Eine unheilige Allianz aus SVP, SP, Grünen und GLP hat diese Woche das dreigeteilte Strassengesetz nach an die Wand gefahren. Baudirektor Peter C. Beyeler musste eine der schlimmsten Rückschläge seiner Politkarriere einstecken.

Peter Beyeler, haben Sie die Niederlage schon halbwegs verkraftet?

Peter C. Beyeler: Die Niederlage habe ich verkraftet, denn so überraschend kam sie nicht. Gegen eine unheilige Allianz zwischen der Linken und der Rechten kann die Mitte keine Mehrheiten schaffen. «Business as usual» ist allerdings noch nicht eingekehrt. Denn ich überlege mir, wie ich mindestens das Strassengesetz, das im Grossen Rat positiv behandelt wurde, nochmals der politischen Entscheidung zuleiten kann.

Wie hoch darf sich die Strassenkasse verschulden?

Beyeler: Rechtlich kann sich die Strassenkasse bereits mit dem heutigen Gesetz verschulden. Sogar ohne obere Grenze, aber immer mit fakultativem Referendum. Dieses kann von 40 Mitgliedern des Grossen Rats oder von 3000 Aargauerinnen und Aargauer ergriffen werden. Dadurch geht viel Zeit verloren. Im neuen Gesetz hätte dem Grossen Rat eine Verschuldungskompetenz bis 20 Millionen Franken ohne fakultatives Referendum gegeben werden sollen.

Wie waren die Reaktionen von politischen Freunden und Feinden?

Beyeler: Von Feinden rede ich nie, von Freunden schon. Aber sagen wir es so: Einige werden frustriert sein über die Entscheide des Rats, andere werden sich freuen über den Eklat. Und einige werden denken, dass der Aargau eine Chance verpasst hat.

Ziehen Sie Lehren aus dem Debakel?

Beyeler: Ein Debakel ist der Dienstag nicht, sondern heutige Politrealität. Klar ist, dass ich die drei Vorlagen nicht gemeinsam dem Grossen Rat hätte vorlegen sollen. Zwei Gesetze waren einnahmenneutral, trotzdem wurde das Argument höhere Belastung gegen alle drei Vorlagen verwendet. Nur die Ökologisierung der Motorfahrzeugabgabe führte systembedingt zu sechs Millionen Franken Mehreinnahmen. Wenn nur schwarz oder weiss entschieden wird und Grautöne keinen Platz haben, wird die Politik in der direkten Demokratie sehr schwierig.

Fürchten Sie nicht, beim Energiegesetz könnte eine unheilige Allianz auch diese Vorlage versenken?

Beyeler: Diese Gefahr besteht, dessen bin ich mir durchaus bewusst.
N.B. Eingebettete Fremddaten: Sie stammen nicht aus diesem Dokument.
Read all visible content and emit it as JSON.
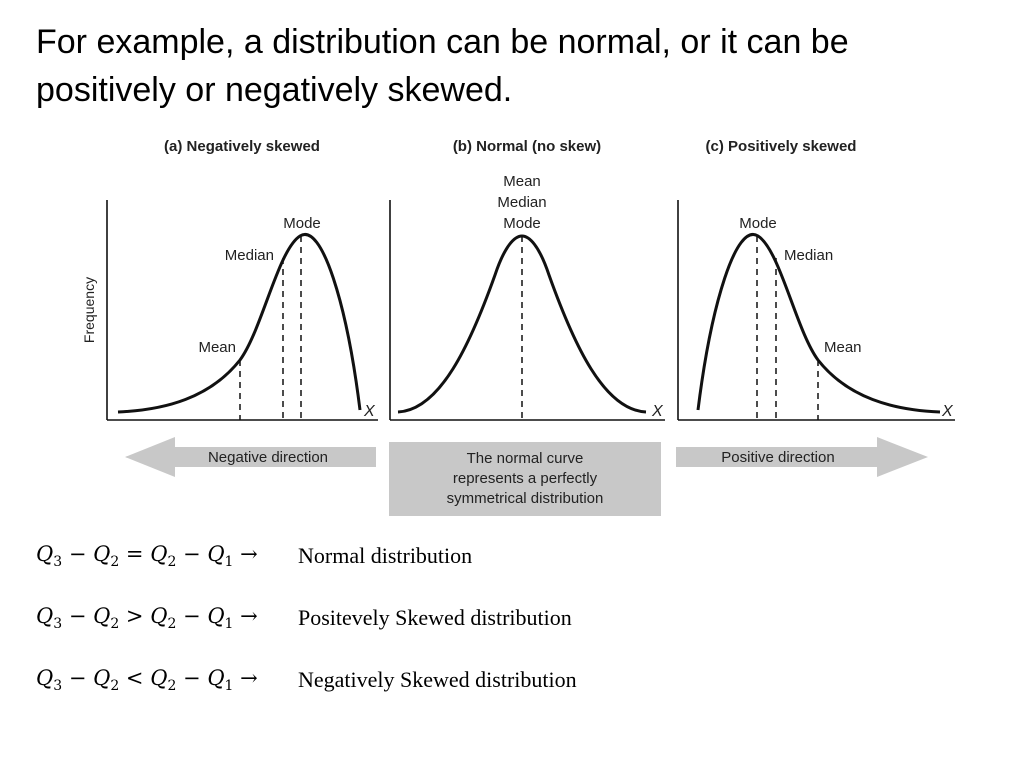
{
  "slide": {
    "title": "For example, a distribution can be normal, or it can be positively or negatively skewed."
  },
  "figure": {
    "y_axis_label": "Frequency",
    "x_axis_label": "X",
    "panels": [
      {
        "title": "(a) Negatively skewed",
        "labels": {
          "mean": "Mean",
          "median": "Median",
          "mode": "Mode"
        }
      },
      {
        "title": "(b) Normal (no skew)",
        "labels": {
          "mean": "Mean",
          "median": "Median",
          "mode": "Mode"
        }
      },
      {
        "title": "(c) Positively skewed",
        "labels": {
          "mean": "Mean",
          "median": "Median",
          "mode": "Mode"
        }
      }
    ],
    "arrows": {
      "left": "Negative direction",
      "center": [
        "The normal curve",
        "represents a perfectly",
        "symmetrical distribution"
      ],
      "right": "Positive direction"
    },
    "colors": {
      "line": "#111111",
      "arrow": "#c8c8c8",
      "center_box": "#c8c8c8"
    }
  },
  "formulas": [
    {
      "lhs_a": "Q",
      "lhs_a_sub": "3",
      "lhs_b": "Q",
      "lhs_b_sub": "2",
      "operator": "=",
      "rhs_a": "Q",
      "rhs_a_sub": "2",
      "rhs_b": "Q",
      "rhs_b_sub": "1",
      "arrow": "→",
      "result": "Normal distribution"
    },
    {
      "lhs_a": "Q",
      "lhs_a_sub": "3",
      "lhs_b": "Q",
      "lhs_b_sub": "2",
      "operator": ">",
      "rhs_a": "Q",
      "rhs_a_sub": "2",
      "rhs_b": "Q",
      "rhs_b_sub": "1",
      "arrow": "→",
      "result": "Positevely Skewed distribution"
    },
    {
      "lhs_a": "Q",
      "lhs_a_sub": "3",
      "lhs_b": "Q",
      "lhs_b_sub": "2",
      "operator": "<",
      "rhs_a": "Q",
      "rhs_a_sub": "2",
      "rhs_b": "Q",
      "rhs_b_sub": "1",
      "arrow": "→",
      "result": "Negatively Skewed distribution"
    }
  ]
}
Die Ausgangslage ist vergleichbar: ein komplexes Thema mit weit auseinander liegenden Standpunkten der Parteien. Wenn jede Partei ihren Standpunkt ohne Entgegenkommen durchsetzen will, wird die Vorlage scheitern müssen. Allerdings, beim Energiegesetz gibt es einiges mehr zu verlieren als etwa bei der Motorfahrzeugabgabe, gerade was Klima und Energie betrifft.

Gibt es Momente, in denen Sie die Nase von der Politik voll haben?
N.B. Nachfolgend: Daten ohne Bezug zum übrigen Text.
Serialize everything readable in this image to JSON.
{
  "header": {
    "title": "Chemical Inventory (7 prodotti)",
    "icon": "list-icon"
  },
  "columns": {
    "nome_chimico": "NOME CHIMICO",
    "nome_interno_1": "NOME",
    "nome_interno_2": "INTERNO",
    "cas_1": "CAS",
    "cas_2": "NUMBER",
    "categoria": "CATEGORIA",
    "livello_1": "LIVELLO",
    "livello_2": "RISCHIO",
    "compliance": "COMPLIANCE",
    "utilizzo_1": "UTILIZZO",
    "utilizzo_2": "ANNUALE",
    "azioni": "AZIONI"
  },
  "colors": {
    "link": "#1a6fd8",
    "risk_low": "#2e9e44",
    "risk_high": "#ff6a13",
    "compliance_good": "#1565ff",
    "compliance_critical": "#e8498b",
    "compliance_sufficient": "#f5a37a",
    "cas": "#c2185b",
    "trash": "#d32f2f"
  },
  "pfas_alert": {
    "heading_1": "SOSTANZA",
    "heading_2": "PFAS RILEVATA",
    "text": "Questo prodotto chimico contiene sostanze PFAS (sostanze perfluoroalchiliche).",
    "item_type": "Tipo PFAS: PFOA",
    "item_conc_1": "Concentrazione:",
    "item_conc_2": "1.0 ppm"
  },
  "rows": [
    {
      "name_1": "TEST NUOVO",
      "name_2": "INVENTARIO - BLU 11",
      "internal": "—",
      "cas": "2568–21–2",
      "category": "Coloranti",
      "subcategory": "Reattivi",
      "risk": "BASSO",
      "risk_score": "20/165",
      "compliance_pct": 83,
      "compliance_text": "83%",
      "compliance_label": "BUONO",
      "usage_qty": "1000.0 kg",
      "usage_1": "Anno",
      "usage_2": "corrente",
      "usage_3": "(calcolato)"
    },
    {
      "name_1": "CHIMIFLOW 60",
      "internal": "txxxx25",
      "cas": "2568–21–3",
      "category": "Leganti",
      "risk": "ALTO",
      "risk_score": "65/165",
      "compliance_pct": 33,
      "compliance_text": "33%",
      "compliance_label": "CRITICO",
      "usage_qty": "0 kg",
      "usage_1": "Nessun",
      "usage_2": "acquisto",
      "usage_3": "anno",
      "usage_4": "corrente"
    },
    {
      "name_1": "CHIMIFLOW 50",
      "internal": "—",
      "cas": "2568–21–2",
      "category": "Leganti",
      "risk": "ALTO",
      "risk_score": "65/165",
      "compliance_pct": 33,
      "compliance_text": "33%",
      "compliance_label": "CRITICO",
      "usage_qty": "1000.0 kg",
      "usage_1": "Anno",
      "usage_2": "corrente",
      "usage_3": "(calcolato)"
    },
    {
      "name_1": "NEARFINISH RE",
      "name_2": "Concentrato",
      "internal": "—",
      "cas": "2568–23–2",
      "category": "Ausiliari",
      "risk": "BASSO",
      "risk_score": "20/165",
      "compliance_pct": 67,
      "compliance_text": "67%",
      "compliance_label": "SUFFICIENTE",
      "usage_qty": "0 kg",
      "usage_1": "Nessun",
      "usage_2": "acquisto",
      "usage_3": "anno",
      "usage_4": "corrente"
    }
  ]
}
Beyeler: Nein, oder wenn, dann nur ganz kurze. Die Auseinandersetzung gehört zum Job des Regierungsrats. Wer nicht bereit ist, auch «heisse» Themen, die für den Aargau wichtig sind, in den Grossen Rat zu bringen, auch wenn die Gefahr einer Niederlage besteht, gehört nicht in die Regierung. (Lü.)